Where is my solution to 2018 AIME I Problem 1 wrong?
a can be any integer belonging to [1,100], so I count the no.of unordered pairs of positive integers whose sum is less than or equal to 100.
i.e., the no.of unordered pairs (0,1),(0,2)...(0,100)(1,1),(1,2)..(50,50) which is equal to {(101•102)/2} -1 [-1 for excluding (0,0)] which is equal to 5150 which far exceeds 2600 which is the total number.

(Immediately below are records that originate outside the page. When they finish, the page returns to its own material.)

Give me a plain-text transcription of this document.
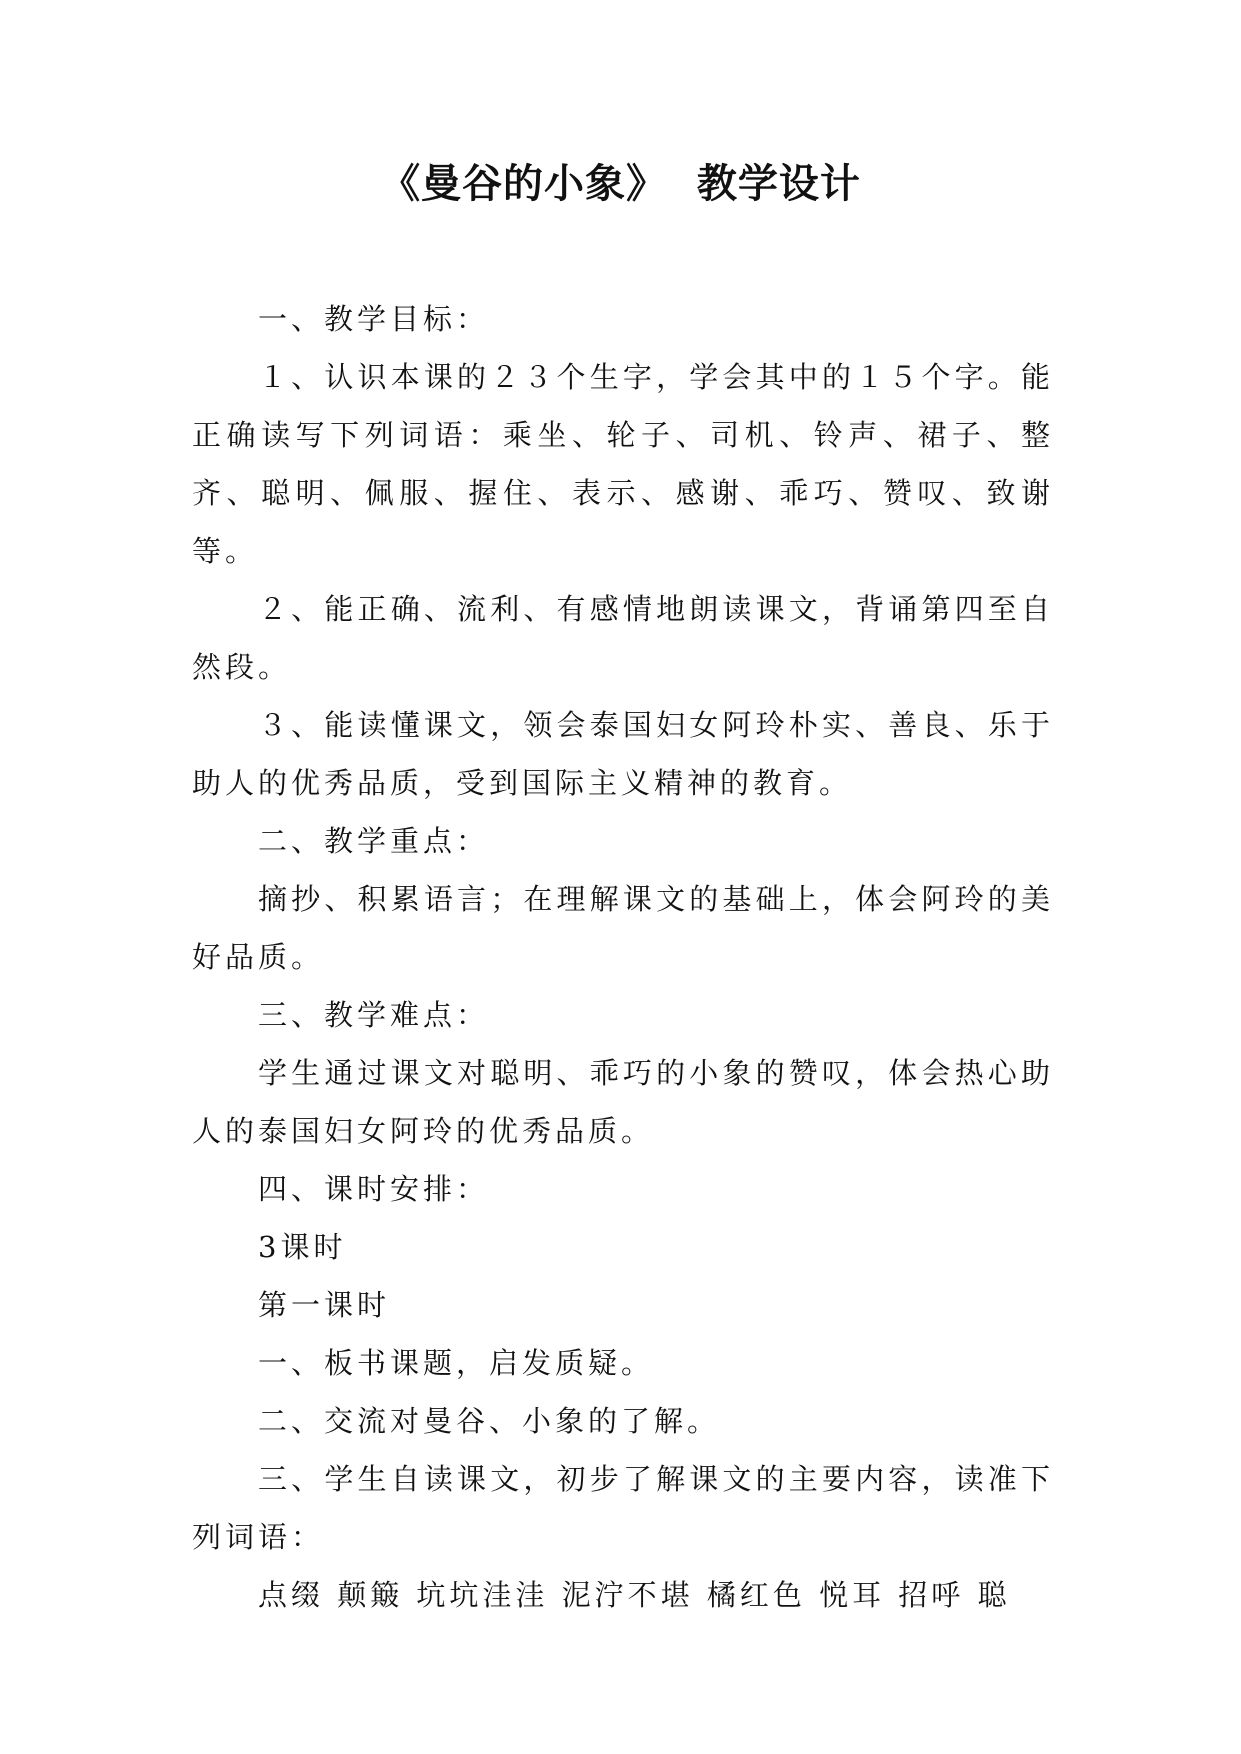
《曼谷的小象》  教学设计

一、教学目标：

１、认识本课的２３个生字，学会其中的１５个字。能正确读写下列词语：乘坐、轮子、司机、铃声、裙子、整齐、聪明、佩服、握住、表示、感谢、乖巧、赞叹、致谢等。

２、能正确、流利、有感情地朗读课文，背诵第四至自然段。

３、能读懂课文，领会泰国妇女阿玲朴实、善良、乐于助人的优秀品质，受到国际主义精神的教育。

二、教学重点：

摘抄、积累语言；在理解课文的基础上，体会阿玲的美好品质。

三、教学难点：

学生通过课文对聪明、乖巧的小象的赞叹，体会热心助人的泰国妇女阿玲的优秀品质。

四、课时安排：

3课时

第一课时

一、板书课题，启发质疑。

二、交流对曼谷、小象的了解。

三、学生自读课文，初步了解课文的主要内容，读准下列词语：

点缀 颠簸 坑坑洼洼 泥泞不堪 橘红色 悦耳 招呼 聪
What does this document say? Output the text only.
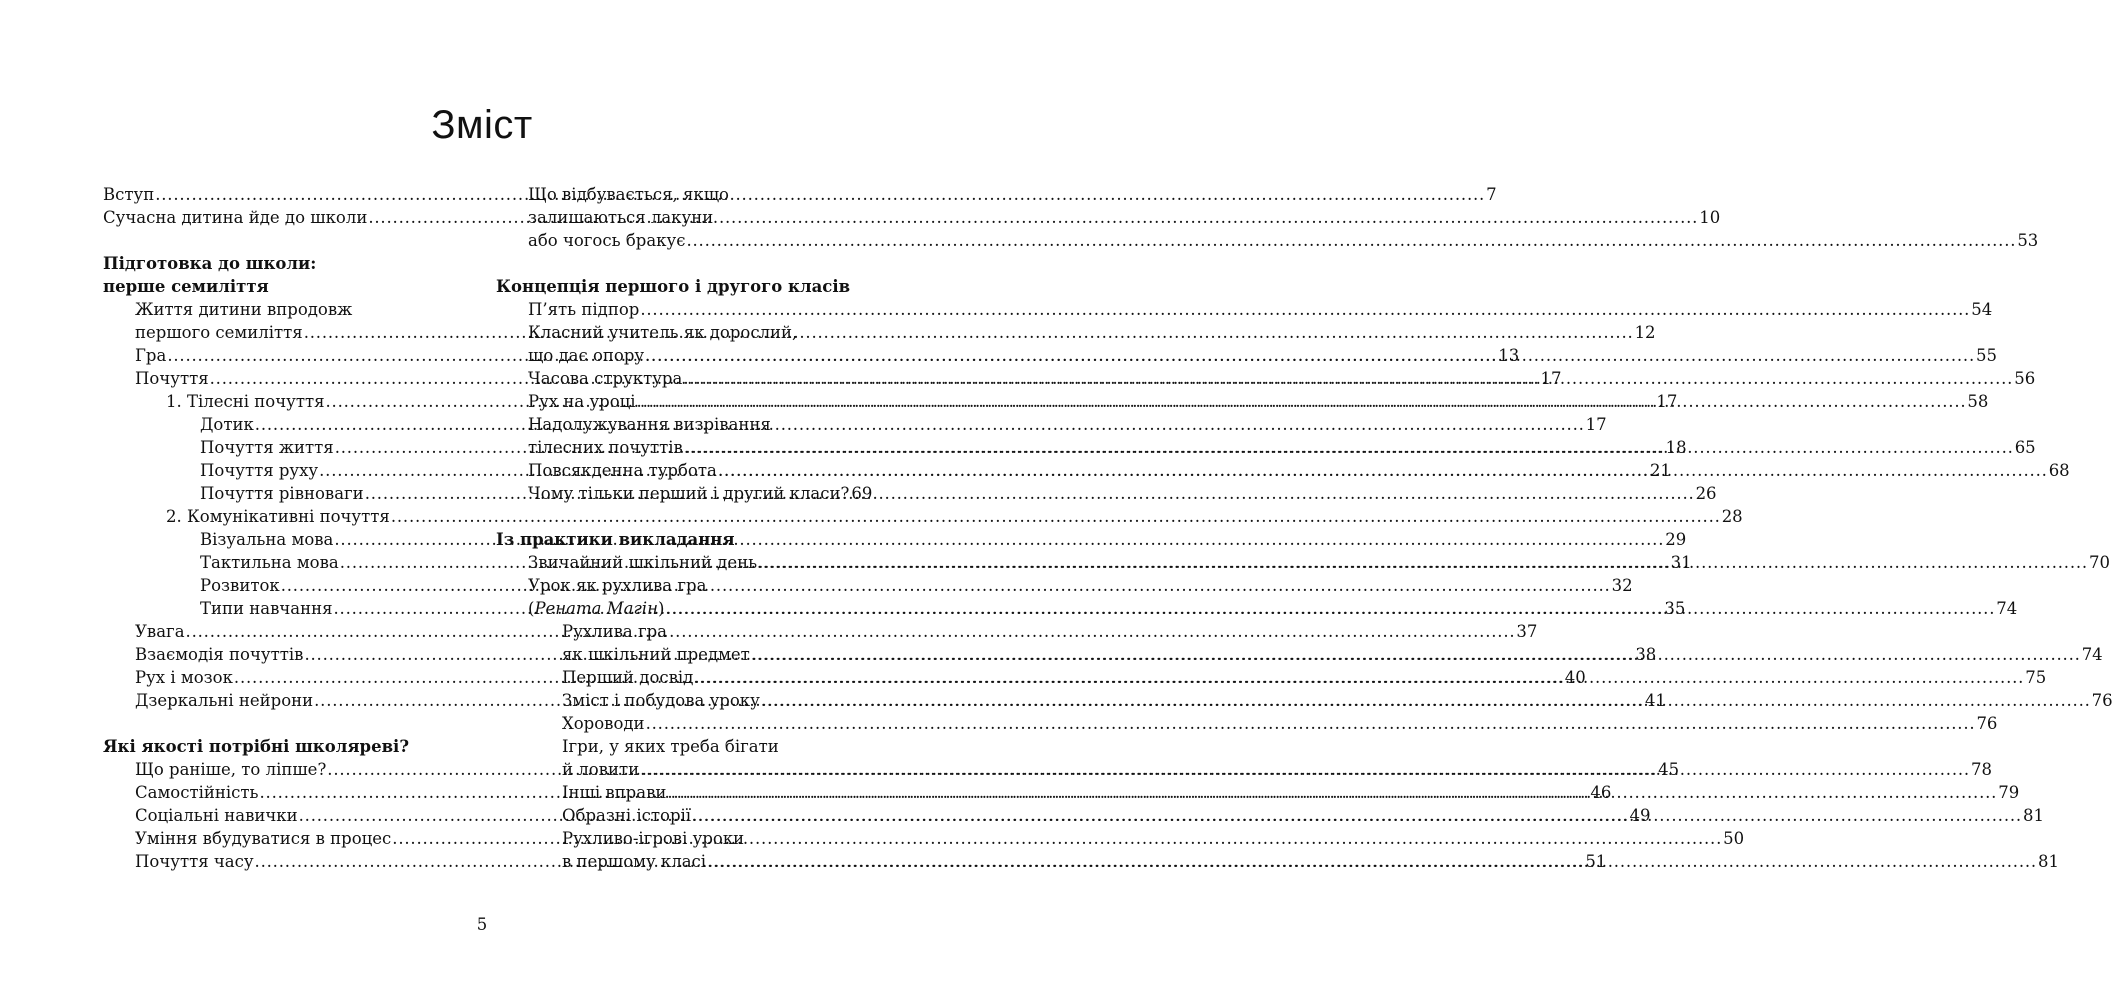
Зміст
Вступ .....	7
Сучасна дитина йде до школи .....	10
Підготовка до школи:
перше семиліття
Життя дитини впродовж
першого семиліття .....	12
Гра .....	13
Почуття .....	17
1. Тілесні почуття .....	17
Дотик .....	17
Почуття життя .....	18
Почуття руху .....	21
Почуття рівноваги .....	26
2. Комунікативні почуття .....	28
Візуальна мова .....	29
Тактильна мова .....	31
Розвиток .....	32
Типи навчання .....	35
Увага .....	37
Взаємодія почуттів .....	38
Рух і мозок .....	40
Дзеркальні нейрони .....	41
Які якості потрібні школяреві?
Що раніше, то ліпше? .....	45
Самостійність .....	46
Соціальні навички .....	49
Уміння вбудуватися в процес .....	50
Почуття часу .....	51
Що відбувається, якщо
залишаються лакуни
або чогось бракує .....	53
Концепція першого і другого класів
П’ять підпор .....	54
Класний учитель як дорослий,
що дає опору .....	55
Часова структура .....	56
Рух на уроці .....	58
Надолужування визрівання
тілесних почуттів .....	65
Повсякденна турбота .....	68
Чому тільки перший і другий класи? 69
Із практики викладання
Звичайний шкільний день .....	70
Урок як рухлива гра
(Рената Магін) .....	74
Рухлива гра
як шкільний предмет .....	74
Перший досвід .....	75
Зміст і побудова уроку .....	76
Хороводи .....	76
Ігри, у яких треба бігати
й ловити .....	78
Інші вправи .....	79
Образні історії .....	81
Рухливо-ігрові уроки
в першому класі .....	81
5
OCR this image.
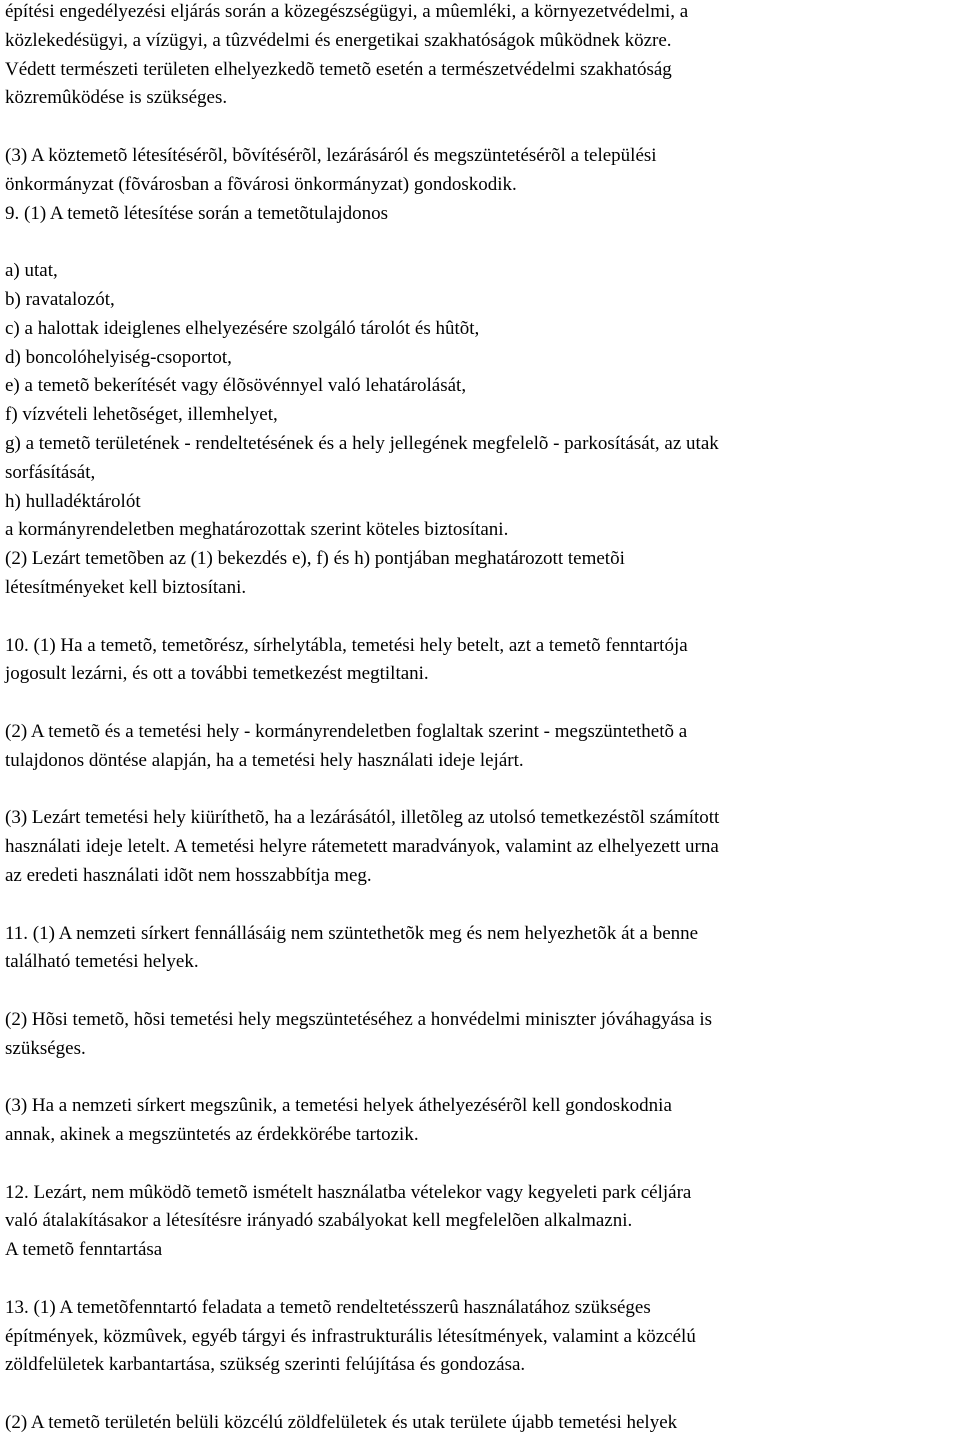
építési engedélyezési eljárás során a közegészségügyi, a mûemléki, a környezetvédelmi, a
közlekedésügyi, a vízügyi, a tûzvédelmi és energetikai szakhatóságok mûködnek közre.
Védett természeti területen elhelyezkedõ temetõ esetén a természetvédelmi szakhatóság
közremûködése is szükséges.

(3) A köztemetõ létesítésérõl, bõvítésérõl, lezárásáról és megszüntetésérõl a települési
önkormányzat (fõvárosban a fõvárosi önkormányzat) gondoskodik.
9. (1) A temetõ létesítése során a temetõtulajdonos

a) utat,
b) ravatalozót,
c) a halottak ideiglenes elhelyezésére szolgáló tárolót és hûtõt,
d) boncolóhelyiség-csoportot,
e) a temetõ bekerítését vagy élõsövénnyel való lehatárolását,
f) vízvételi lehetõséget, illemhelyet,
g) a temetõ területének - rendeltetésének és a hely jellegének megfelelõ - parkosítását, az utak
sorfásítását,
h) hulladéktárolót
a kormányrendeletben meghatározottak szerint köteles biztosítani.
(2) Lezárt temetõben az (1) bekezdés e), f) és h) pontjában meghatározott temetõi
létesítményeket kell biztosítani.

10. (1) Ha a temetõ, temetõrész, sírhelytábla, temetési hely betelt, azt a temetõ fenntartója
jogosult lezárni, és ott a további temetkezést megtiltani.

(2) A temetõ és a temetési hely - kormányrendeletben foglaltak szerint - megszüntethetõ a
tulajdonos döntése alapján, ha a temetési hely használati ideje lejárt.

(3) Lezárt temetési hely kiüríthetõ, ha a lezárásától, illetõleg az utolsó temetkezéstõl számított
használati ideje letelt. A temetési helyre rátemetett maradványok, valamint az elhelyezett urna
az eredeti használati idõt nem hosszabbítja meg.

11. (1) A nemzeti sírkert fennállásáig nem szüntethetõk meg és nem helyezhetõk át a benne
található temetési helyek.

(2) Hõsi temetõ, hõsi temetési hely megszüntetéséhez a honvédelmi miniszter jóváhagyása is
szükséges.

(3) Ha a nemzeti sírkert megszûnik, a temetési helyek áthelyezésérõl kell gondoskodnia
annak, akinek a megszüntetés az érdekkörébe tartozik.

12. Lezárt, nem mûködõ temetõ ismételt használatba vételekor vagy kegyeleti park céljára
való átalakításakor a létesítésre irányadó szabályokat kell megfelelõen alkalmazni.
A temetõ fenntartása

13. (1) A temetõfenntartó feladata a temetõ rendeltetésszerû használatához szükséges
építmények, közmûvek, egyéb tárgyi és infrastrukturális létesítmények, valamint a közcélú
zöldfelületek karbantartása, szükség szerinti felújítása és gondozása.

(2) A temetõ területén belüli közcélú zöldfelületek és utak területe újabb temetési helyek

Where is my approach wrong?
Thank you.
Note that if we have 0 in the x coordinate then, we will have 101 terms that are possible in the y coordinate (let 0,0 work for now.) Then, for 1 in the x coordinate, have 99 terms that will work for the y coordinate (1-99). Repeat this process and add all the y coordinates possible to get the sum $101+99+...+1$ There are 51 terms in this sequence. Add 1 to every term to get $102+100+...+2$ This sum is equal to $104*51/2$ This is equal to $52*51$. We have to subtract 51 from this expression to get $51^2$ and then subtract 1 from $51^2$ because we cannot have the case (0,0). This means we have $51^2-1$ Which is 2600. Therefore, the answer is 600.